La MECK-Moroni, en tant que « banque mutualiste », ne peut plus adopter le statut des associations, dans la mesure où elle dispose à son passif un capital social. Et selon la législation bancaire qui régit ses activités de microfinance, il est nécessaire de mettre le statut de la MECK-Moroni en conformité avec l'Acte uniforme relatif au droit des sociétés coopératives, faute de quoi, l’institution risquerait de perdre son agrément.

En adoptant le statut coopératif, notre institution affirme rejoindre, sans appel, aux organisations de l’économie sociale et solidaire (ESS) regroupant les coopératives, les mutuelles, les associations, et les fondations. Les statuts juridiques de ces organisations transcrivent les principes de la coopération et de la mutualité basés sur la non lucrativité, l’équité, la gestion démocratique, la libre adhésion, et la solidarité. C’est ainsi qu’elle doit restée exonérée fiscalement afin de promouvoir le développement inclusif.

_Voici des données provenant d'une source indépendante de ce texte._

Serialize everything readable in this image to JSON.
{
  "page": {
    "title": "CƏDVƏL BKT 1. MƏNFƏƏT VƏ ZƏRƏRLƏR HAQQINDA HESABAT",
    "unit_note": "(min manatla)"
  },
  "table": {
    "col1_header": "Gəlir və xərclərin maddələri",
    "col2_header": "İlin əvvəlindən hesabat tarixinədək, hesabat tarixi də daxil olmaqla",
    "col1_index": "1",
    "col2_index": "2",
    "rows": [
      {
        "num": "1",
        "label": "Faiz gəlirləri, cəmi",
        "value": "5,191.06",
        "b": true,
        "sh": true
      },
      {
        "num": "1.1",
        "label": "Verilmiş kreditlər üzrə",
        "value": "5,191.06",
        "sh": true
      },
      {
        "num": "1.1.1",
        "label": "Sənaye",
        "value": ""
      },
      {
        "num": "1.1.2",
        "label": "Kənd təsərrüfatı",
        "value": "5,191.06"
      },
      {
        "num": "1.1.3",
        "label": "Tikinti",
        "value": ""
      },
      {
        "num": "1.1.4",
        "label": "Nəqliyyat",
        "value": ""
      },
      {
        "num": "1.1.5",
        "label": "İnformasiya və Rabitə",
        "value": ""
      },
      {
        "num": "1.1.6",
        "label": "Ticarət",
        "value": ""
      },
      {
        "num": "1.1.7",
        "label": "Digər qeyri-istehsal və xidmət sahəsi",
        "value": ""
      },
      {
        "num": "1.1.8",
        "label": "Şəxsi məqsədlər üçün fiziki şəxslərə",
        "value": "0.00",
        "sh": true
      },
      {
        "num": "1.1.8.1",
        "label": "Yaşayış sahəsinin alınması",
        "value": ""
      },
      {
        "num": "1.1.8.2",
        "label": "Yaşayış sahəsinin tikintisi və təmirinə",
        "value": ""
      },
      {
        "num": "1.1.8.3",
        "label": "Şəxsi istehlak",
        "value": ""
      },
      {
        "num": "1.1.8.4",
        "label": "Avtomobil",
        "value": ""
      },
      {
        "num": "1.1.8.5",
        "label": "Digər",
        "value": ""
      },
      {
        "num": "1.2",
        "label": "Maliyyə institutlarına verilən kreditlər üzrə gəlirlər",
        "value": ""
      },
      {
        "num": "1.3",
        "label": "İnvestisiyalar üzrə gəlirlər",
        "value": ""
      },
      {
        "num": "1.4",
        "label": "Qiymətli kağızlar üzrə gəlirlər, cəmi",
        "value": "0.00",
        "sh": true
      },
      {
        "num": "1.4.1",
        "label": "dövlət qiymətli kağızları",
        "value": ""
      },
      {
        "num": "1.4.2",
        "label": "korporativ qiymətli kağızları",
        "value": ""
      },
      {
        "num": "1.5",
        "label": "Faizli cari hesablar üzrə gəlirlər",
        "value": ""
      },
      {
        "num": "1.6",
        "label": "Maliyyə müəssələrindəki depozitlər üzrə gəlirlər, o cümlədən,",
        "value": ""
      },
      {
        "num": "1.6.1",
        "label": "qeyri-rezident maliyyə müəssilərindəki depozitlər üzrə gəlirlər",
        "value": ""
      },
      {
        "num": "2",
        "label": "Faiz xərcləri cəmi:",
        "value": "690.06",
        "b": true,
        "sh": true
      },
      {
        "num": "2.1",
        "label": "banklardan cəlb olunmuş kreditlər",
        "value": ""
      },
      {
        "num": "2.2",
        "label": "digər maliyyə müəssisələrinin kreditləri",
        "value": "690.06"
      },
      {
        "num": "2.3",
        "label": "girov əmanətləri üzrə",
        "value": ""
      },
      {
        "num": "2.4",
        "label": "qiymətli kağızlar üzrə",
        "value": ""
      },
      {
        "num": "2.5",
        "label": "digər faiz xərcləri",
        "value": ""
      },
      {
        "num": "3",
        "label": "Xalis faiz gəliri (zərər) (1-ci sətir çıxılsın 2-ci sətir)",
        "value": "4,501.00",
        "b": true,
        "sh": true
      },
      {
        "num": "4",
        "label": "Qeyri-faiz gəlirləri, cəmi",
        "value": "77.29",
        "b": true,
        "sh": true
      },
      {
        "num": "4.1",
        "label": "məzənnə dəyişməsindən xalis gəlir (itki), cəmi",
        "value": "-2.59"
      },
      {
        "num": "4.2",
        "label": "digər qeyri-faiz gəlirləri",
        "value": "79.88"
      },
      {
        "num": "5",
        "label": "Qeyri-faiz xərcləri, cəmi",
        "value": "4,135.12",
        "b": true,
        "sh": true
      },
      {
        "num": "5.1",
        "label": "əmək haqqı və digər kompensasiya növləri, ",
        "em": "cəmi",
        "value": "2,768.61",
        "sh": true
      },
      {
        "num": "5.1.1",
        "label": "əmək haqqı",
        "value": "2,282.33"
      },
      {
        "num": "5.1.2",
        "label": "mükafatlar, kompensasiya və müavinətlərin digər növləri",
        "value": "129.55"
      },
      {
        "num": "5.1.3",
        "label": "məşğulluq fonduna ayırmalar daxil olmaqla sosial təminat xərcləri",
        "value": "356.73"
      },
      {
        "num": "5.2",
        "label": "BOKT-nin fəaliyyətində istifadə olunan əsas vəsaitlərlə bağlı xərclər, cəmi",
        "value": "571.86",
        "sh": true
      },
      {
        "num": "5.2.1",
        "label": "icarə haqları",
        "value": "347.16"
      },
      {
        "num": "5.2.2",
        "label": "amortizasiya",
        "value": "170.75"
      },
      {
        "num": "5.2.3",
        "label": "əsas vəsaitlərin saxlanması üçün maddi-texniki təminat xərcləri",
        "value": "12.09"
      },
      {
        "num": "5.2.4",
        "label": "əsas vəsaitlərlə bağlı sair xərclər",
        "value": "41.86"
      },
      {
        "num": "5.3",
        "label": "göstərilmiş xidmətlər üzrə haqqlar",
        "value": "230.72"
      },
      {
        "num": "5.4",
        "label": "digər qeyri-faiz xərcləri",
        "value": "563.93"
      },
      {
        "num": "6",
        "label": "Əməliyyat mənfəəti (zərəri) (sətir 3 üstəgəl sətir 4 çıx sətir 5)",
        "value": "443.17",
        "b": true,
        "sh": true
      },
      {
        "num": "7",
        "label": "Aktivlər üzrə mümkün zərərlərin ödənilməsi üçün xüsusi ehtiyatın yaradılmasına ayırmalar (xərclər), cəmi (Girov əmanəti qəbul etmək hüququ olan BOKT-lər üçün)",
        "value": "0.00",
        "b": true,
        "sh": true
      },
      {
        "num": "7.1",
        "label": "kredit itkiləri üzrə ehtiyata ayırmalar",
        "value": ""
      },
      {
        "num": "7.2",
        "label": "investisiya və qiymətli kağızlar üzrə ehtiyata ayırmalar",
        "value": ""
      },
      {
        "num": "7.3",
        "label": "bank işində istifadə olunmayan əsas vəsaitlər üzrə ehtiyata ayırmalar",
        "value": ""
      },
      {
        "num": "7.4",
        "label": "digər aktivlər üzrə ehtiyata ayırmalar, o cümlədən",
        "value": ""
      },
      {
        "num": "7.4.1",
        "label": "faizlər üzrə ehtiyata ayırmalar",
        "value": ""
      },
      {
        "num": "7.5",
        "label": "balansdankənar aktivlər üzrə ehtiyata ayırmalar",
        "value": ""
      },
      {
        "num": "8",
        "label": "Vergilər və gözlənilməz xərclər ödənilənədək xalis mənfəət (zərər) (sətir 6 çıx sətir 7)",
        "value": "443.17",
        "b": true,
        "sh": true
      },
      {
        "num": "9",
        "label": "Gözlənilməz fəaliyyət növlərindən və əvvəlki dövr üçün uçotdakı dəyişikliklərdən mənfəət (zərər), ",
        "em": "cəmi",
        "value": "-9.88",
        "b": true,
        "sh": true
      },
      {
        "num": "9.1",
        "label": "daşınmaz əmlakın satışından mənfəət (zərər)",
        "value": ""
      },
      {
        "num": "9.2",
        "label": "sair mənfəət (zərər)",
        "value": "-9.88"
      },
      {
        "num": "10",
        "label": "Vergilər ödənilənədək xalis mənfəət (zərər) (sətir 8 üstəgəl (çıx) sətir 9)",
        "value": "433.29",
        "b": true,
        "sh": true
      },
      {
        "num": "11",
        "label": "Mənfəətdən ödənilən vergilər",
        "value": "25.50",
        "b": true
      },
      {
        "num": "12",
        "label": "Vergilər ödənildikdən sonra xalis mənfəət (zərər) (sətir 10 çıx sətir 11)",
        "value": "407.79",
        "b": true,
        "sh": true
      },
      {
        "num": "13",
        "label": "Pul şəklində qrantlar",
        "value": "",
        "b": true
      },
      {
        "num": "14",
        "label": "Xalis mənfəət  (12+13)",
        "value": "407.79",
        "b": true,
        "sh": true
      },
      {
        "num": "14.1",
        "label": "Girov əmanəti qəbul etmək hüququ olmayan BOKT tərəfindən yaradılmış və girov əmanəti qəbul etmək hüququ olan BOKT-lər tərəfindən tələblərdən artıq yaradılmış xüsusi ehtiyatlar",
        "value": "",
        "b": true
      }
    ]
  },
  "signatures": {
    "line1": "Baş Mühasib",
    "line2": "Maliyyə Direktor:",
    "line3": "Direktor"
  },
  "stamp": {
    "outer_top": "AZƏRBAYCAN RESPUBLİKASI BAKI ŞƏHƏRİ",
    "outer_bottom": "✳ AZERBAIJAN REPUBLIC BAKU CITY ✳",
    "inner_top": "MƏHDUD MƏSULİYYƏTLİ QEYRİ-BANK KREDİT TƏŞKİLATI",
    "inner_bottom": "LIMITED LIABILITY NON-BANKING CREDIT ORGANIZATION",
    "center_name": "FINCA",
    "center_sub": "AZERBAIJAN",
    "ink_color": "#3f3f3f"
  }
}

Ces nouvelles réformes sont censées faciliter les investissements des membres déposants et des bailleurs de fonds étrangers, ainsi que l’accès au crédit auprès de l’institution tout en sécurisant leur solidité financière et la responsabilité civile de ses dirigeants.


Moroni, 05 décembre 2017

Mohamed ABDOUL BASTOI



[1] Le décret n° 04-069/PR du 22 juin 2004, abrogé par la nouvelle loi bancaire, parle de «société ou association mutualiste ». Le terme de "société" est requis lorsque la mutuelle est constituée avec un capital social.
[2] De plus, une société commerciale exige un capital social fixe alors qu'une coopérative peut avoir un capital social variable.
[3] L’article 15 de la loi bancaire prévoie un conseil d’administration pour les IFD
[4] Le taux de rémunération du capital est limité par la législation bancaire de chaque État Parti de l’OHADA (article 209). Si applicable, il ne peut être supérieur au taux d’escompte fixé par la banque centrale ; dans ce cas, la coopérative perd automatiquement son caractère lucratif.
[5] Les ristournes sont assimilées aux intérêts de l’épargne des membres versés sur leurs comptes ouverts à la mutuelle d’épargne et de crédit.